Bacterial and fungal contamination can happen when there is a break in the shell or if, as mentioned above, the eggs are left standing around wet. Refrigerating and then warming the eggs is particularly bad, as the condensation combined with the expansion of the interior of the egg as it warms makes a suction effect, and all the bacteria on the outside are pulled into the egg with the water as a highway.
Gymnopithys’s grandma probably kept her eggs in a drawer with bran because it was convenient. In a drawer, they would be out of the way and protected from falling, and the bran kept them from rolling around when the drawer was opened. Keeping the eggs still is a big factor for making them seem to stay fresh longer. The more the eggs move, the more those interior proteins break down. When you measure freshness based on whether the whites run all over the pan at breakfast, eggs that were kept still will seem fresher than eggs that got shook. It’s why those little egg cups on the inside of refrigerator doors have fallen out of favor. The eggs would get shaken every time the door opened, and would lose freshness faster.
The folks who leave eggs to warm on the counter before baking: probably not a huge problem because cooking will kill most bad things that might have contaminated the eggs while they were warming up. However, try getting eggs directly from the source, if you can, the next time you have a recipe that relies on fluffiness. In all likelihood, you’ll get better results.
LSLguy are you sure it was the eggs? How did you cook them?
I rely on Pullet’s advice – and that’s no yolk!
Sorry.
Oh, you just chickened out there!
Well, you have to turn eggs if you’re incubating them (in the wild, the brooding bird does this periodically) - of course that’s not to keep them fresh exactly, but it could be a related phenomenon.
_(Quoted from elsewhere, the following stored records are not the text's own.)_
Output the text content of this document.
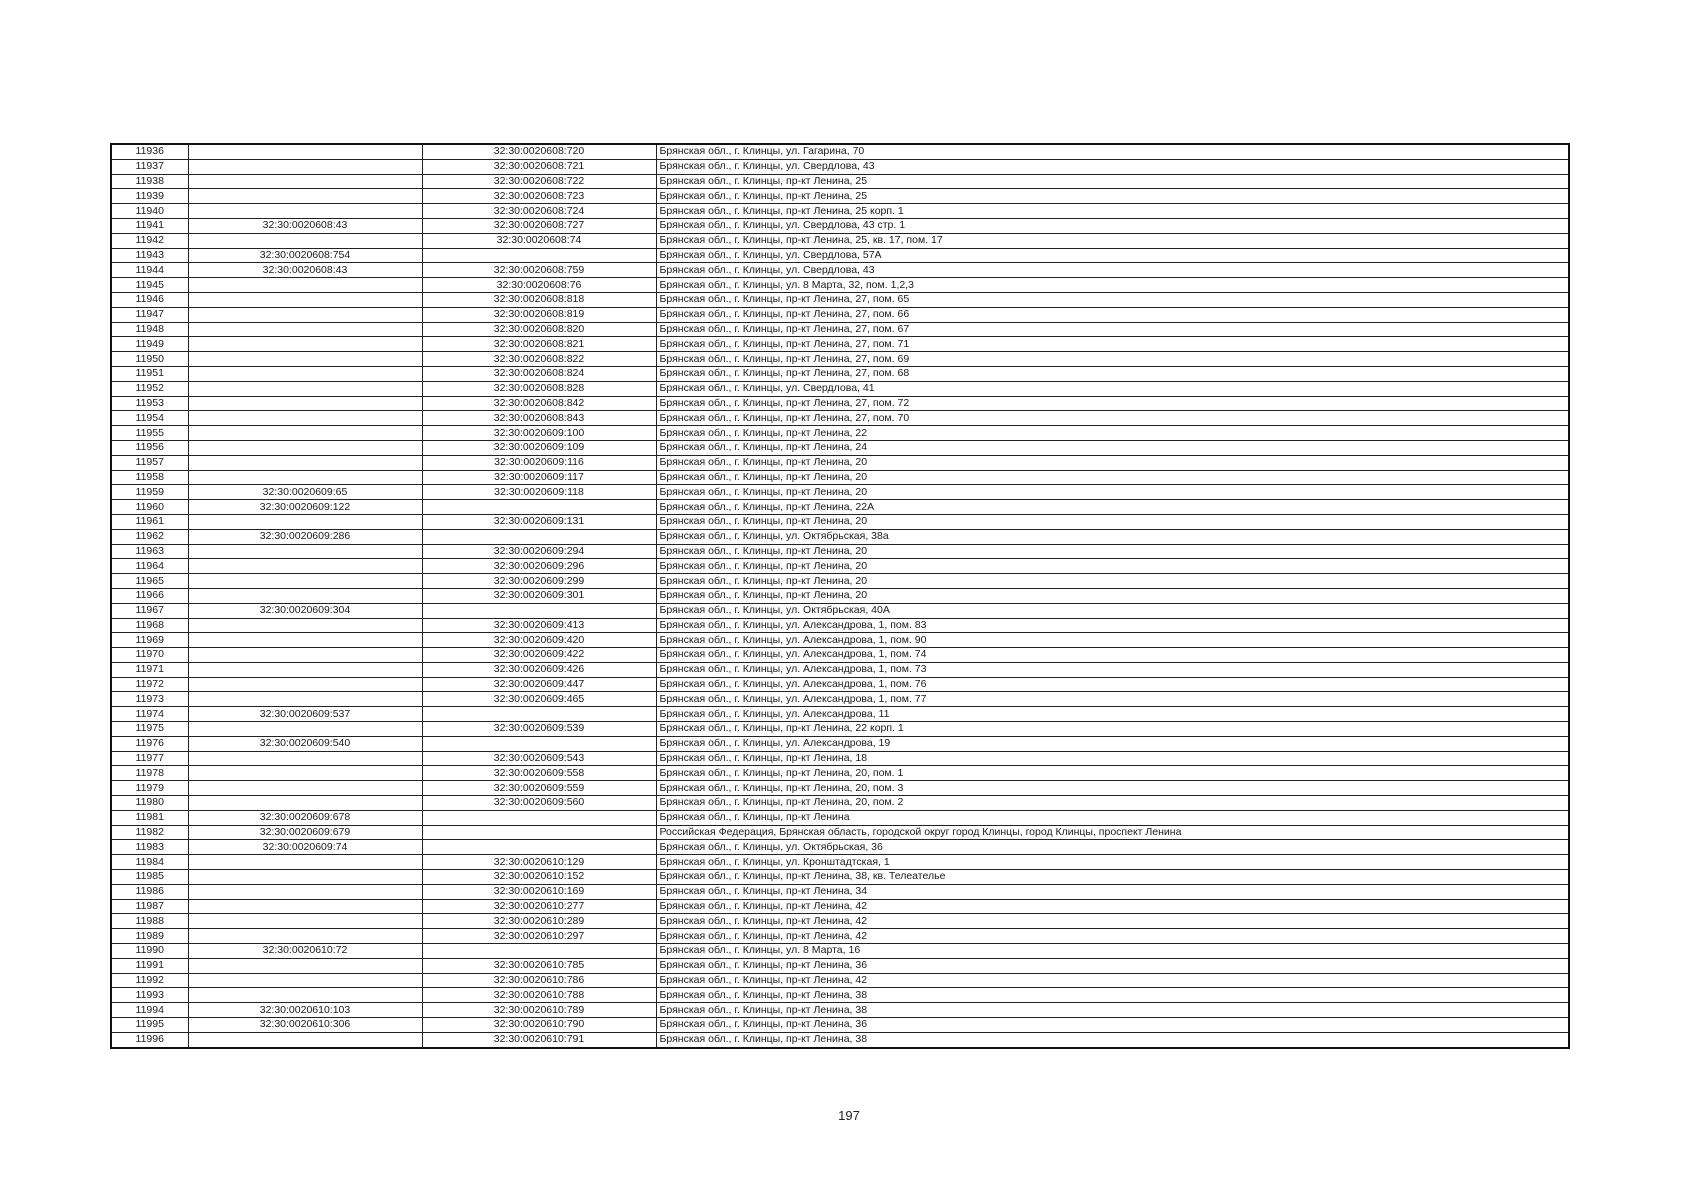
11936		32:30:0020608:720	Брянская обл., г. Клинцы, ул. Гагарина, 70
11937		32:30:0020608:721	Брянская обл., г. Клинцы, ул. Свердлова, 43
11938		32:30:0020608:722	Брянская обл., г. Клинцы, пр-кт Ленина, 25
11939		32:30:0020608:723	Брянская обл., г. Клинцы, пр-кт Ленина, 25
11940		32:30:0020608:724	Брянская обл., г. Клинцы, пр-кт Ленина, 25 корп. 1
11941	32:30:0020608:43	32:30:0020608:727	Брянская обл., г. Клинцы, ул. Свердлова, 43 стр. 1
11942		32:30:0020608:74	Брянская обл., г. Клинцы, пр-кт Ленина, 25, кв. 17, пом. 17
11943	32:30:0020608:754		Брянская обл., г. Клинцы, ул. Свердлова, 57А
11944	32:30:0020608:43	32:30:0020608:759	Брянская обл., г. Клинцы, ул. Свердлова, 43
11945		32:30:0020608:76	Брянская обл., г. Клинцы, ул. 8 Марта, 32, пом. 1,2,3
11946		32:30:0020608:818	Брянская обл., г. Клинцы, пр-кт Ленина, 27, пом. 65
11947		32:30:0020608:819	Брянская обл., г. Клинцы, пр-кт Ленина, 27, пом. 66
11948		32:30:0020608:820	Брянская обл., г. Клинцы, пр-кт Ленина, 27, пом. 67
11949		32:30:0020608:821	Брянская обл., г. Клинцы, пр-кт Ленина, 27, пом. 71
11950		32:30:0020608:822	Брянская обл., г. Клинцы, пр-кт Ленина, 27, пом. 69
11951		32:30:0020608:824	Брянская обл., г. Клинцы, пр-кт Ленина, 27, пом. 68
11952		32:30:0020608:828	Брянская обл., г. Клинцы, ул. Свердлова, 41
11953		32:30:0020608:842	Брянская обл., г. Клинцы, пр-кт Ленина, 27, пом. 72
11954		32:30:0020608:843	Брянская обл., г. Клинцы, пр-кт Ленина, 27, пом. 70
11955		32:30:0020609:100	Брянская обл., г. Клинцы, пр-кт Ленина, 22
11956		32:30:0020609:109	Брянская обл., г. Клинцы, пр-кт Ленина, 24
11957		32:30:0020609:116	Брянская обл., г. Клинцы, пр-кт Ленина, 20
11958		32:30:0020609:117	Брянская обл., г. Клинцы, пр-кт Ленина, 20
11959	32:30:0020609:65	32:30:0020609:118	Брянская обл., г. Клинцы, пр-кт Ленина, 20
11960	32:30:0020609:122		Брянская обл., г. Клинцы, пр-кт Ленина, 22А
11961		32:30:0020609:131	Брянская обл., г. Клинцы, пр-кт Ленина, 20
11962	32:30:0020609:286		Брянская обл., г. Клинцы, ул. Октябрьская, 38а
11963		32:30:0020609:294	Брянская обл., г. Клинцы, пр-кт Ленина, 20
11964		32:30:0020609:296	Брянская обл., г. Клинцы, пр-кт Ленина, 20
11965		32:30:0020609:299	Брянская обл., г. Клинцы, пр-кт Ленина, 20
11966		32:30:0020609:301	Брянская обл., г. Клинцы, пр-кт Ленина, 20
11967	32:30:0020609:304		Брянская обл., г. Клинцы, ул. Октябрьская, 40А
11968		32:30:0020609:413	Брянская обл., г. Клинцы, ул. Александрова, 1, пом. 83
11969		32:30:0020609:420	Брянская обл., г. Клинцы, ул. Александрова, 1, пом. 90
11970		32:30:0020609:422	Брянская обл., г. Клинцы, ул. Александрова, 1, пом. 74
11971		32:30:0020609:426	Брянская обл., г. Клинцы, ул. Александрова, 1, пом. 73
11972		32:30:0020609:447	Брянская обл., г. Клинцы, ул. Александрова, 1, пом. 76
11973		32:30:0020609:465	Брянская обл., г. Клинцы, ул. Александрова, 1, пом. 77
11974	32:30:0020609:537		Брянская обл., г. Клинцы, ул. Александрова, 11
11975		32:30:0020609:539	Брянская обл., г. Клинцы, пр-кт Ленина, 22 корп. 1
11976	32:30:0020609:540		Брянская обл., г. Клинцы, ул. Александрова, 19
11977		32:30:0020609:543	Брянская обл., г. Клинцы, пр-кт Ленина, 18
11978		32:30:0020609:558	Брянская обл., г. Клинцы, пр-кт Ленина, 20, пом. 1
11979		32:30:0020609:559	Брянская обл., г. Клинцы, пр-кт Ленина, 20, пом. 3
11980		32:30:0020609:560	Брянская обл., г. Клинцы, пр-кт Ленина, 20, пом. 2
11981	32:30:0020609:678		Брянская обл., г. Клинцы, пр-кт Ленина
11982	32:30:0020609:679		Российская Федерация, Брянская область, городской округ город Клинцы, город Клинцы, проспект Ленина
11983	32:30:0020609:74		Брянская обл., г. Клинцы, ул. Октябрьская, 36
11984		32:30:0020610:129	Брянская обл., г. Клинцы, ул. Кронштадтская, 1
11985		32:30:0020610:152	Брянская обл., г. Клинцы, пр-кт Ленина, 38, кв. Телеателье
11986		32:30:0020610:169	Брянская обл., г. Клинцы, пр-кт Ленина, 34
11987		32:30:0020610:277	Брянская обл., г. Клинцы, пр-кт Ленина, 42
11988		32:30:0020610:289	Брянская обл., г. Клинцы, пр-кт Ленина, 42
11989		32:30:0020610:297	Брянская обл., г. Клинцы, пр-кт Ленина, 42
11990	32:30:0020610:72		Брянская обл., г. Клинцы, ул. 8 Марта, 16
11991		32:30:0020610:785	Брянская обл., г. Клинцы, пр-кт Ленина, 36
11992		32:30:0020610:786	Брянская обл., г. Клинцы, пр-кт Ленина, 42
11993		32:30:0020610:788	Брянская обл., г. Клинцы, пр-кт Ленина, 38
11994	32:30:0020610:103	32:30:0020610:789	Брянская обл., г. Клинцы, пр-кт Ленина, 38
11995	32:30:0020610:306	32:30:0020610:790	Брянская обл., г. Клинцы, пр-кт Ленина, 36
11996		32:30:0020610:791	Брянская обл., г. Клинцы, пр-кт Ленина, 38
197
Similar idea. If the eggs aren’t turned, the embryo can stick to the inside. Plus, the stimulation gets the embryo moving so the muscles and nerves develop like they’re supposed to.
Interestingly, embryonating reptile eggs should not be turned, or else the process will be ruined. Not exactly sure why that is. Not my phyllum
Woohoo! I got an endorsement! Needs me a pride smiley.
Or save them for that neighbor you hate…
I’d always heard that too, but this article talks about a scientist trying to prove that eggs aren’t deliberately being turned by the birds. Either way, the idea behind turning fertilized eggs is to keep the embryos from sticking to the shell as they develop since that’s thought to kill them. Not so much an issue when there’s no embryo.
Of course - and that’s what I meant when I said “that’s not to keep them fresh exactly” - but there may still be some connection in terms of the processes that happen if the egg is not turned.
True enough. Though the white part is the bit that loses its gel soonest (probably since the yolk isn’t all that jelly in the first place and it has its own membrane to boot). Conceivably, the bit of white that’s being compressed by the yolk might break down faster. And turning them…
Yeah, it’s a weak idea.
Refrigerate the eggs. They’re fine for weeks and weeks.
They can be kept on the counter if they haven’t been refrigerated yet, but they’ll dry out faster.
If you need them to last longer, dip them in veggie oil.
Get really fresh eggs for dishes that rely on fluffiness.